Semarang, Antara Jateng - Communication and Information System Security Research Centre (CISSReC) menilai pameran industri pertahanan berskala internasional Indo Defence 2016 di Jakarta, mulai 2 hingga 5 November, salah satu upaya unjuk kekuatan militer pada negara lain.
"Kita tentu bangga Indonesia punya Indo Defence, ajang pameran senjata yang cukup menyedot perhatian internasional," kata Ketua Lembaga Riset Keamanan Siber dan Komunikasi atau Communication and Information System Security Research Centre (CISSReC) Pratama Persadha menjawab pertanyaan Antara di Semarang, Jumat malam.
Apalagi, lanjut Pratama, perkembangan beberapa waktu terakhir ada ketegangan di beberapa kawasan, khususnya Timur Tengah. Eskalasi ini tentu berpengaruh pada wilayah Indonesia.

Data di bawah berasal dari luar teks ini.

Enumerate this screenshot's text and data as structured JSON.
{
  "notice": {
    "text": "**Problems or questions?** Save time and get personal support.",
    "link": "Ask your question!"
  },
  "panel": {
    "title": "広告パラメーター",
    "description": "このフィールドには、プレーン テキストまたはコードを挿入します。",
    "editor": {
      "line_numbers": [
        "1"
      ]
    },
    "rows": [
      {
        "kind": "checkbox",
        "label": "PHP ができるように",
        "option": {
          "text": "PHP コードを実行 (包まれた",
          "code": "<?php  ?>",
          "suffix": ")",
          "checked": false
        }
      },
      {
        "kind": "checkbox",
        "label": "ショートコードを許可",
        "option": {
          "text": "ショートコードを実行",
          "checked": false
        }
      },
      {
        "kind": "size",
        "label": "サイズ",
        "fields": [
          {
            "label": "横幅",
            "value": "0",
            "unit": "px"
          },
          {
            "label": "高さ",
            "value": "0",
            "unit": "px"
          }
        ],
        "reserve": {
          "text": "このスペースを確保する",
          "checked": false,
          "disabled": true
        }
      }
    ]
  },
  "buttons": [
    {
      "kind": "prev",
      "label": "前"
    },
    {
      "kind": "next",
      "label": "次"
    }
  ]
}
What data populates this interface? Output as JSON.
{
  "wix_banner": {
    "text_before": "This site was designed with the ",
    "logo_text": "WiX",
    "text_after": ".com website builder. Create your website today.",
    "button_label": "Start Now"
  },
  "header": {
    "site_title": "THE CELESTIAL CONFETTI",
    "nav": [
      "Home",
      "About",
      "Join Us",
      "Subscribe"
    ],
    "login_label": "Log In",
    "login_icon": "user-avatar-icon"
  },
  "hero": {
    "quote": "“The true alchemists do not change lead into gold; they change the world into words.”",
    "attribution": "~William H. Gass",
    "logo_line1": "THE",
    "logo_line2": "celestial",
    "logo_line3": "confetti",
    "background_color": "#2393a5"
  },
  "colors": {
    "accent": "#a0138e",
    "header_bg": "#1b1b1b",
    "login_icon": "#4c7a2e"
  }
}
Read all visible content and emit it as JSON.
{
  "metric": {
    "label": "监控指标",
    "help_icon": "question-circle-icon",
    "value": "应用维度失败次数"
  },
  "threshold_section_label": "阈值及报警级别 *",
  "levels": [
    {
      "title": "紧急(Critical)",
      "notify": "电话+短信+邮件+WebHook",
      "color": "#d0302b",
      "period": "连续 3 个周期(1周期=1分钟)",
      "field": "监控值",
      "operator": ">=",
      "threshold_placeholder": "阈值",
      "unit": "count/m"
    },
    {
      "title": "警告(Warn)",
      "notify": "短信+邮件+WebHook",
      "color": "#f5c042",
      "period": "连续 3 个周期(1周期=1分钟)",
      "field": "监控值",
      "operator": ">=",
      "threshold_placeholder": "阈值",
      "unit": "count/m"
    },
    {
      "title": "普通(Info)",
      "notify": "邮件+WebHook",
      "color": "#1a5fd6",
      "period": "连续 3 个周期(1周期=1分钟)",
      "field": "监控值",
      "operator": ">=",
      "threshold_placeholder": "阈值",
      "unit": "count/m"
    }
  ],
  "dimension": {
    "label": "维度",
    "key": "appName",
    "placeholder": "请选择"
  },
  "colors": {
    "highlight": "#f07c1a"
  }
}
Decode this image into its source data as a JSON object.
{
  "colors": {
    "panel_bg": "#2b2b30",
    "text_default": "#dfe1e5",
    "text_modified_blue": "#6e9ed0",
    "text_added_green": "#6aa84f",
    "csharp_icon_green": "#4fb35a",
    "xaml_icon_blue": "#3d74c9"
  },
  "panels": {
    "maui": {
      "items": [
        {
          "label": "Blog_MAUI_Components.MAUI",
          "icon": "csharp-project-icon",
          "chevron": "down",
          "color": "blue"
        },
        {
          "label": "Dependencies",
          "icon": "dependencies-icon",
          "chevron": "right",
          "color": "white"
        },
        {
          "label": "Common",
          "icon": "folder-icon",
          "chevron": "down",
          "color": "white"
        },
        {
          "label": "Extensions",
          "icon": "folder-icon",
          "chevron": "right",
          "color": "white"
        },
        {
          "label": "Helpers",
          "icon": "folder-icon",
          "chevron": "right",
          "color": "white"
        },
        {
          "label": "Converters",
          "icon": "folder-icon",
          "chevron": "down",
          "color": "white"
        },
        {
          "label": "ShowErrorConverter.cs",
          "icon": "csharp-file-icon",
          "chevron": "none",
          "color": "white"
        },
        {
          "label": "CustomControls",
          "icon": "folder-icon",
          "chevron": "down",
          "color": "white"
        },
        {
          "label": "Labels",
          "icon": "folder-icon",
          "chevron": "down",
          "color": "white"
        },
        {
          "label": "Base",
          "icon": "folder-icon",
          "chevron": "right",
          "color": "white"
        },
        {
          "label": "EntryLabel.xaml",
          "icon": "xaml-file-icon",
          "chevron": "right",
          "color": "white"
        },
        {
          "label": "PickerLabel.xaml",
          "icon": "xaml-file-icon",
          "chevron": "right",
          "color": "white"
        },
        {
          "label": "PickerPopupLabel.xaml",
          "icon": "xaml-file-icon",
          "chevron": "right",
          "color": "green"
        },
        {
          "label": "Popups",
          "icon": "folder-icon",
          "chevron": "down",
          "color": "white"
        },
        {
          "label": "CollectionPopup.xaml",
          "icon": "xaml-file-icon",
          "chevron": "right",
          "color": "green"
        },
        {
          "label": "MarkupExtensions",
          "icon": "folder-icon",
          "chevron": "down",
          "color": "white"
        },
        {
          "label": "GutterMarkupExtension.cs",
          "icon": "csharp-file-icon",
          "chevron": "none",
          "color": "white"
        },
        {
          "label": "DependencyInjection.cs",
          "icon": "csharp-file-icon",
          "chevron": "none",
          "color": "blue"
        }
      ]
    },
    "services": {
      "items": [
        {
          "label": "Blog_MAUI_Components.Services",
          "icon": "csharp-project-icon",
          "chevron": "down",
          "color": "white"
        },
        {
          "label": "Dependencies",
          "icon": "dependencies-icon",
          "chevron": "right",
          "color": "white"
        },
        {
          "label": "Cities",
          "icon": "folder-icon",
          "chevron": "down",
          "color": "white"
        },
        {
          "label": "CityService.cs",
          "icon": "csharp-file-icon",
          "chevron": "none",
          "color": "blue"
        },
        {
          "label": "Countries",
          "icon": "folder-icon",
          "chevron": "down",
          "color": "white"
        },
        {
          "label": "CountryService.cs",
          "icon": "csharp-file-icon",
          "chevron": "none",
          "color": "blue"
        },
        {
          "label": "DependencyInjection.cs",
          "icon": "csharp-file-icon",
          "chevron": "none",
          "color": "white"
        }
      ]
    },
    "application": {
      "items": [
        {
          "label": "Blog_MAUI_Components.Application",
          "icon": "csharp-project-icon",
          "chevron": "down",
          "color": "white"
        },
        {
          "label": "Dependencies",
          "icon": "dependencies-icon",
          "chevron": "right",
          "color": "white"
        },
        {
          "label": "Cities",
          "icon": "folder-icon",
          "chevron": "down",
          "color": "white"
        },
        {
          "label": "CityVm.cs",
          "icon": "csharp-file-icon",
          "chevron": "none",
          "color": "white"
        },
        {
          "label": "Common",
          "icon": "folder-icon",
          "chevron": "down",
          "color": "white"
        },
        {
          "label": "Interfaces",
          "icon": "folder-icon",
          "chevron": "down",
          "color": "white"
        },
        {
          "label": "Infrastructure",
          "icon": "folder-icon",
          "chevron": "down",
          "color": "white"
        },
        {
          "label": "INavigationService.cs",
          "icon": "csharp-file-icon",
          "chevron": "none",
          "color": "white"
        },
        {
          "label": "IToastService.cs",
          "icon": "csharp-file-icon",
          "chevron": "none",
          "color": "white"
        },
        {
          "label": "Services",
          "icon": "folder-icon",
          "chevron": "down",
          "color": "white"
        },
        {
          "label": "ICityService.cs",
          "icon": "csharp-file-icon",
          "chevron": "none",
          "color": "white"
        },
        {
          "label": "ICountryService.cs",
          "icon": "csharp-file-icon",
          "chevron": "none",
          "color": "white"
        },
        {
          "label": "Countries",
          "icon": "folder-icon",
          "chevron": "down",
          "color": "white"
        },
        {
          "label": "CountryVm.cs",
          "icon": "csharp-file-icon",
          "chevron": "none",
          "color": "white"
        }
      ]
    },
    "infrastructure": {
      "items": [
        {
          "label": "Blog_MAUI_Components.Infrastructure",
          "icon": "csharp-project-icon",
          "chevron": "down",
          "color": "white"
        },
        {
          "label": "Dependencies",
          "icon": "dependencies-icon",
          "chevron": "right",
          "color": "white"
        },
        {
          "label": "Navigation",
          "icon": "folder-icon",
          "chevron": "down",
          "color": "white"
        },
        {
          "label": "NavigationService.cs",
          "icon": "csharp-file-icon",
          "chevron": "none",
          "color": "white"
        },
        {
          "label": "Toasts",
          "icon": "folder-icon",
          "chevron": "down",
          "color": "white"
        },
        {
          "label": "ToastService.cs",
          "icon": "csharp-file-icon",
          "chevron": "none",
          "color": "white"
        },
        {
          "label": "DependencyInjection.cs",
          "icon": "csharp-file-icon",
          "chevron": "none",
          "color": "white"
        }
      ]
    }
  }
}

Dengan berbagai kemajuan teknologi, termasuk di dunia pertahanan/militer, menurut pakar keamanan siber dan komunikasi itu, tentu juga diikuti oleh ancaman yang meluas dan beragam, salah satunya yang patut diwaspadai adalah munculnya "cyber terrorist" (teroris dunia maya).
"Ancaman ini belum banyak disadari oleh pengambil kebijakan di Tanah Air. Padahal, dengan implementasi e-Government yang kuat, ancaman serangan 'cyber terrorist' sudah pasti bertambah besar," katanya.
Aktor Peretas
Menurut Pratama, teroris yang selama ini identik dengan bom bunuh diri bisa saja berubah menjadi aktor peretas yang masif menyerang infrastruktur negara. Peristiwa seperti ini sudah pernah terjadi di Estonia pada tahun 2007.
"Namun, tidak ada pihak yang mengaku bertanggung jawab, ditengarai 'hacker' Rusia di belakang serangan ini," kata Pratama yang pernah sebagai Pelaksana Tugas (Plt.) Direktur Pengamanan Sinyal Lembaga Sandi Negara (Lemsaneg).
Dengan perkembangan dan akses teknologi yang begitu cepat, menurut dia, kini teroris, seperti ISIS, menggunakan teknologi khusus dalam komunikasinya. Misalnya, komunikasi lewat "dark web" yang relatif sukar dijangkau oleh aparat pemerintah, seperti kepolisian dan intelijen.
Oleh karena itu, menurut dia, sudah sepatutnya pemerintah memperkuat pertahanan siberr untuk menangkal risiko serangan siber dari teroris. Apalagi, kini relatif banyak anak muda dalam negeri yang mengembangkan teknologi pertahanan siber, seperti enkripsi dan perangkat lainnya.
Selain untuk menangkal serangan teroris, kata Pratama, dalam waktu yang sama juga meningkatkan pertahanan terhadap kemungkinan perang asimetris dengan negara lain yang sebenarnya sudah terjadi.
"Kondisi dunia yang terus menghangat memang sebaiknya diantisipasi pemerintah dengan peningkatan pertahanan siber yang mumpuni," katanya.
Di samping mengamankan informasi, kata Pratama, pemerintah juga meningkatkan keamanan sektor strategis yang makin hari makin bergantung pada teknologi dan makin masuk dalam ke wilayah siber.